6. Chimpanzees keep their nests clean
You probably didn’t know chimpanzee nests were neater than human beds, did you? According to a Tanzanian study, chimp nests are less likely to store bacteria (fecal, cutaneous, or oral) than human mattresses. They build a new nest every night, preventing bacteria from building. The researchers also highlighted that out of 41 nests examined, they only detected four individual parasites. As a result, chimps are resting comfortably in a nest that is practically bug and bacteria-free.
7. Do chimpanzees live in groups?
Chimpanzees exist in fission-fusion groups, which means their social groupings’ size and composition shift over time. They spend most of their time in “parties,” which are small, momentary groupings of few mates, but they also connect with a larger group known as a “community.”
Although they are rarely seen together in one place, all inhabitants of these multi-male, multi-female societies know each other and collectively protect a common home region. Communities can have up to 150 members, but tight hierarchies exist, with only one dominant alpha male.
8. Grooming is the chimpanzee’s love language
When chimps groom other chimps by picking through their fur and removing parasites, filth, and dead skin, it soothes them, keeps them healthy, and strengthens social relationships. Low-ranking chimps groom higher-ranking chimps to receive defense or other social benefits. When a low-rank chimp grooms a buddy of the same social standing and notices a higher-rank chimp passing by, the groomer will cease grooming. It’s possible he doesn’t want to waste time nurturing a friend who won’t provide the same level of social security as the high-ranking observer.

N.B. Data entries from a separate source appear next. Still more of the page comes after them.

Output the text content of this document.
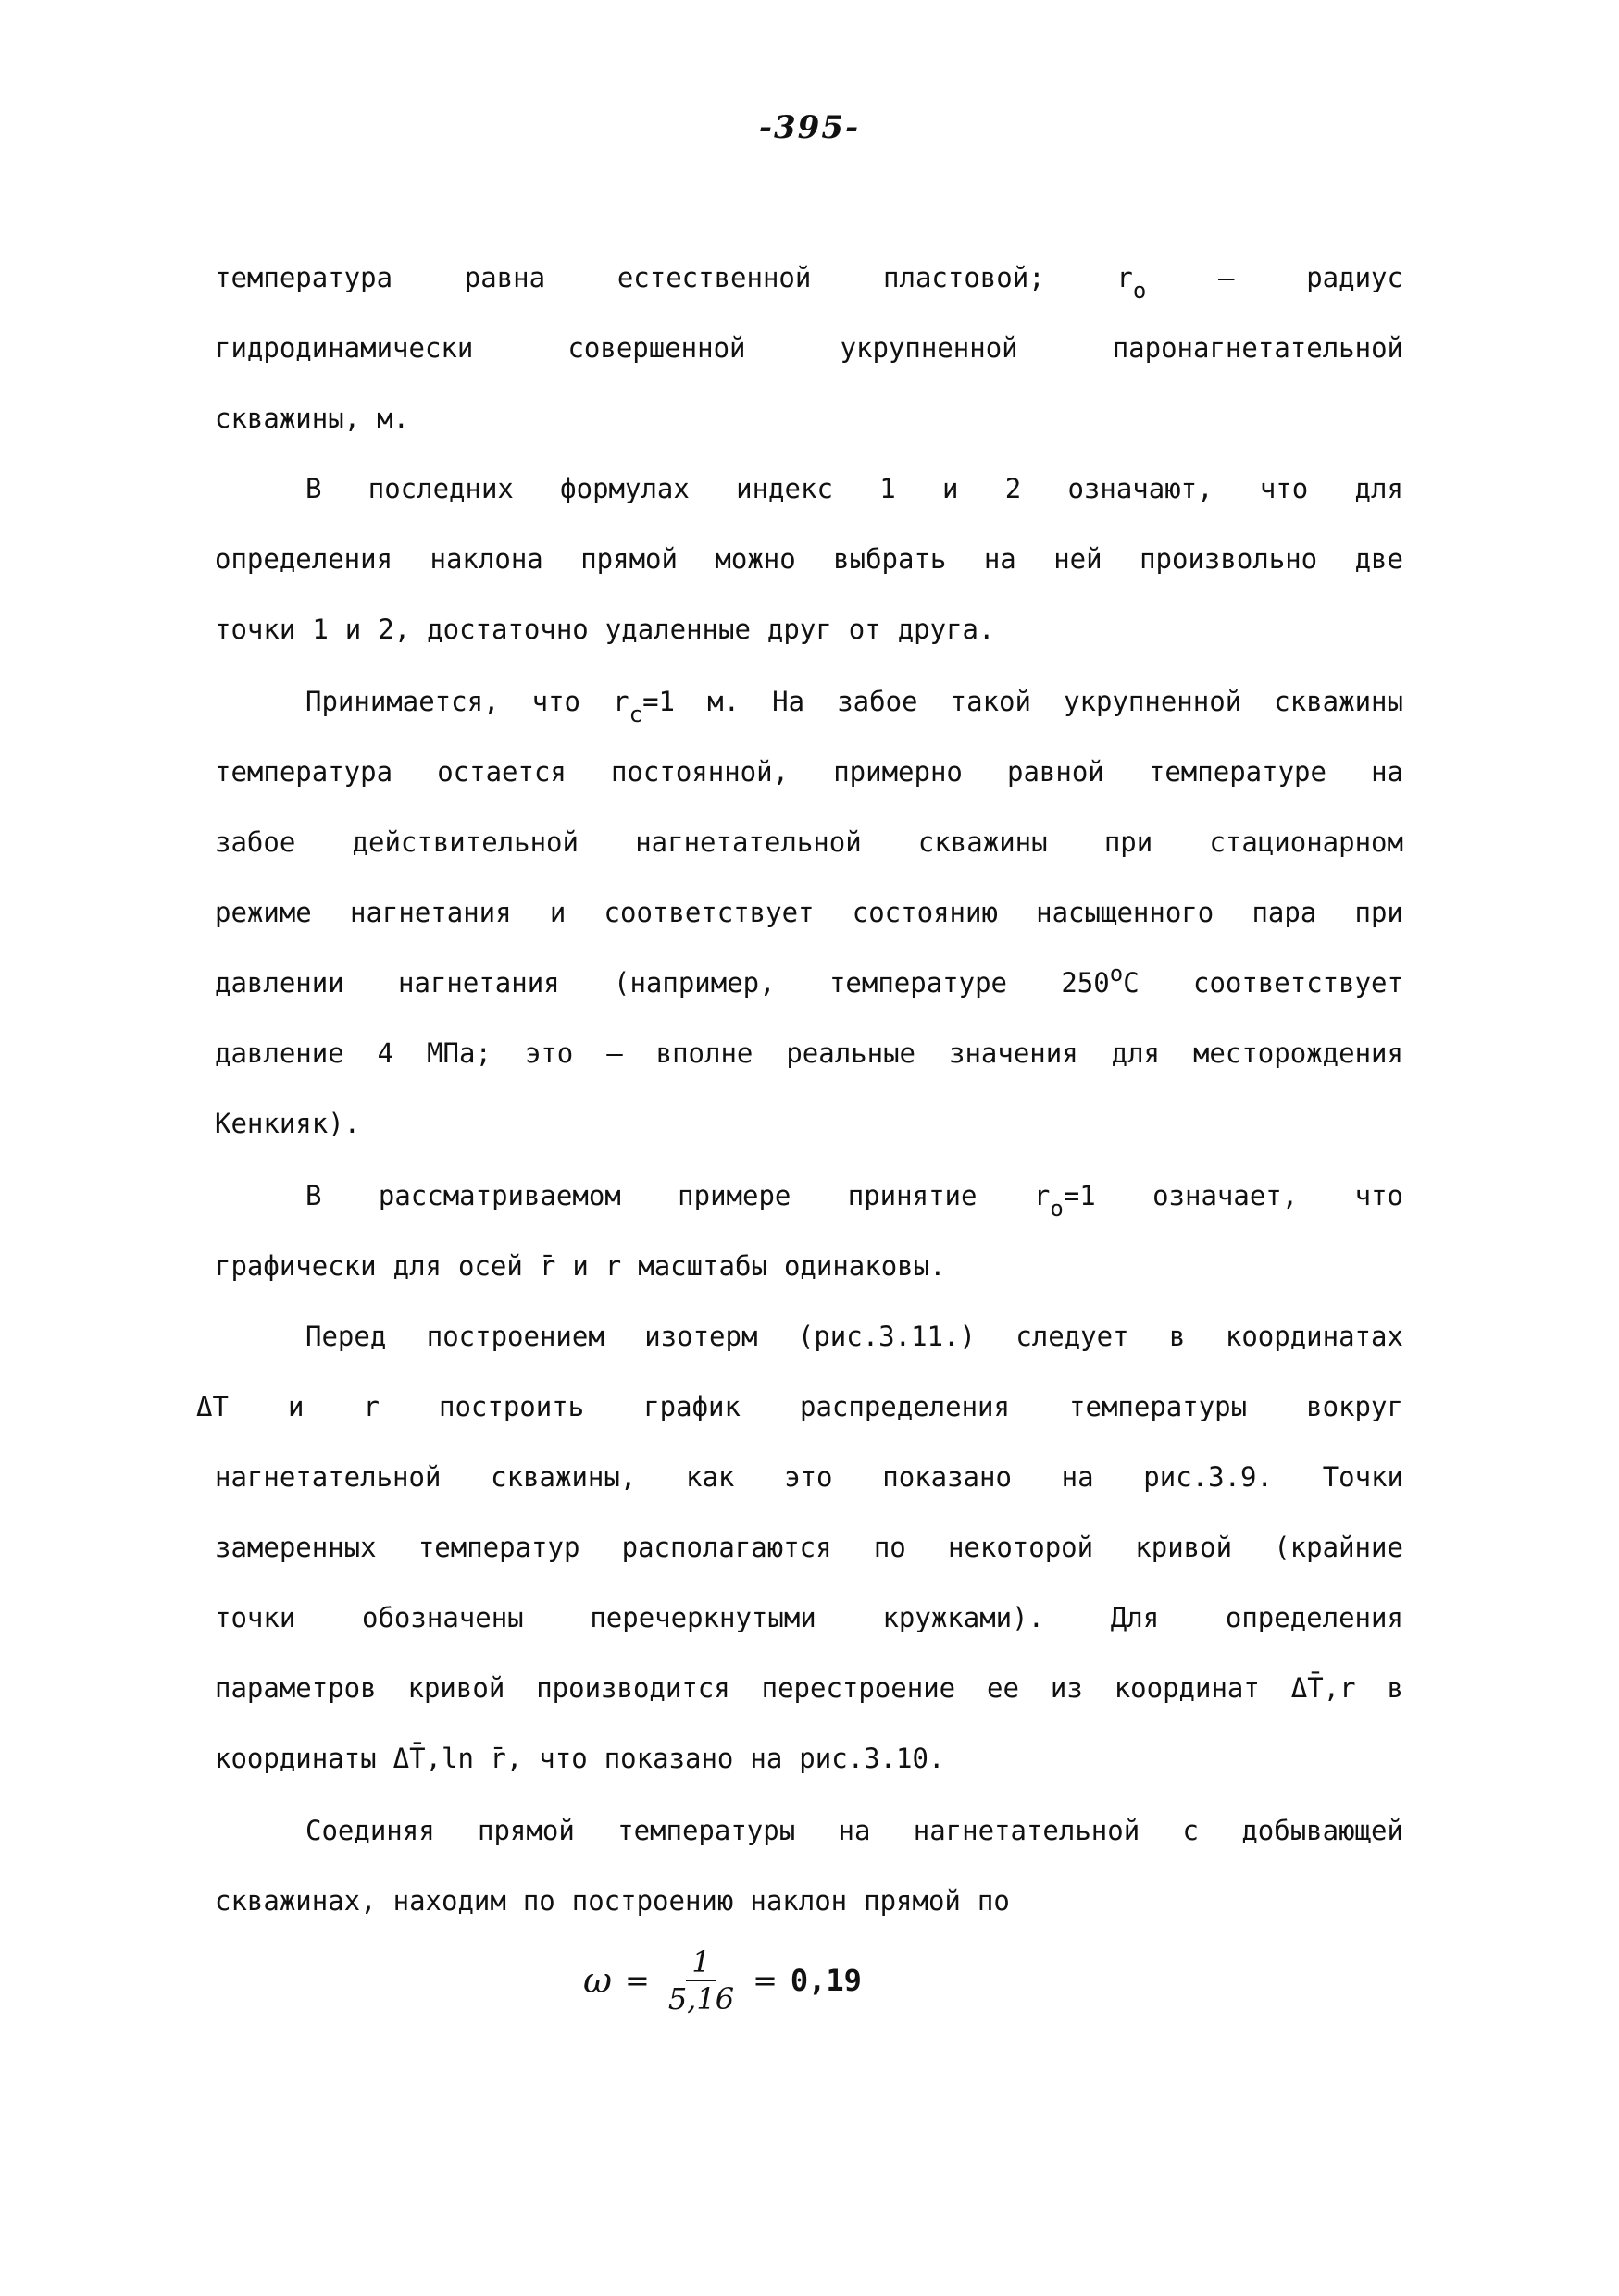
-395-
температура	равна	естественной	пластовой;	$r_o$	–	радиус
гидродинамически	совершенной	укрупненной	паронагнетательной
скважины, м.
В последних формулах индекс 1 и 2 означают, что для
определения наклона прямой можно выбрать на ней произвольно две
точки 1 и 2, достаточно удаленные друг от друга.
Принимается, что $r_c=1$ м. На забое такой укрупненной скважины
температура остается постоянной, примерно равной температуре на
забое действительной нагнетательной скважины при стационарном
режиме нагнетания и соответствует состоянию насыщенного пара при
давлении нагнетания (например, температуре 250$^o$C соответствует
давление 4 МПа; это – вполне реальные значения для месторождения
Кенкияк).
В рассматриваемом примере принятие $r_o=1$ означает, что
графически для осей r̄ и r масштабы одинаковы.
Перед построением изотерм (рис.3.11.) следует в координатах
ΔT и r построить график распределения температуры вокруг
нагнетательной скважины, как это показано на рис.3.9. Точки
замеренных температур располагаются по некоторой кривой (крайние
точки обозначены перечеркнутыми кружками). Для определения
параметров кривой производится перестроение ее из координат ΔT̄,r в
координаты ΔT̄,ln r̄, что показано на рис.3.10.
Соединяя прямой температуры на нагнетательной с добывающей
скважинах, находим по построению наклон прямой по
$\omega = \frac{1}{5,16} = 0,19$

9. Chimpanzees are endangered
Chimpanzees, our closest living cousins, are critically endangered, and their numbers are declining. Although it is unlawful to catch, hunt, or consume chimps, hunting is the biggest threat to their survival. The biggest threats to chimps are illegal hunting, infectious diseases, habitat loss, and a drop in the quality of their habitat because of humans.
While the chimp population is protected by law within their territory, law enforcement must do more to safeguard them. Better organized land use control in the chimps’ area is required to protect them from further habitat degradation due to agricultural operations.
Another significant risk for chimps is their vulnerability to infections that affect people due to their human-like characteristics. Chimps who come into contact with humans, whether for tourism or research, are at risk of developing infectious diseases.
10. Chimps can catch human illnesses
In Uganda’s Kibale National Park, an outbreak of respiratory sickness struck a group of chimps in 2013. Researchers found the cause after the body of a two-year-old chimp was retrieved and autopsied: rhinovirus C, one of the most prevalent causes of the cold or flu in humans. The illness claimed the lives of 5 of the 56 chimps.
Because of their rate of extinction and vulnerability to illnesses that affect people, the IUCN and the Primate Specialist Group published security protocols and standards of practice for chimps and other great apes against COVID-19 in 2020.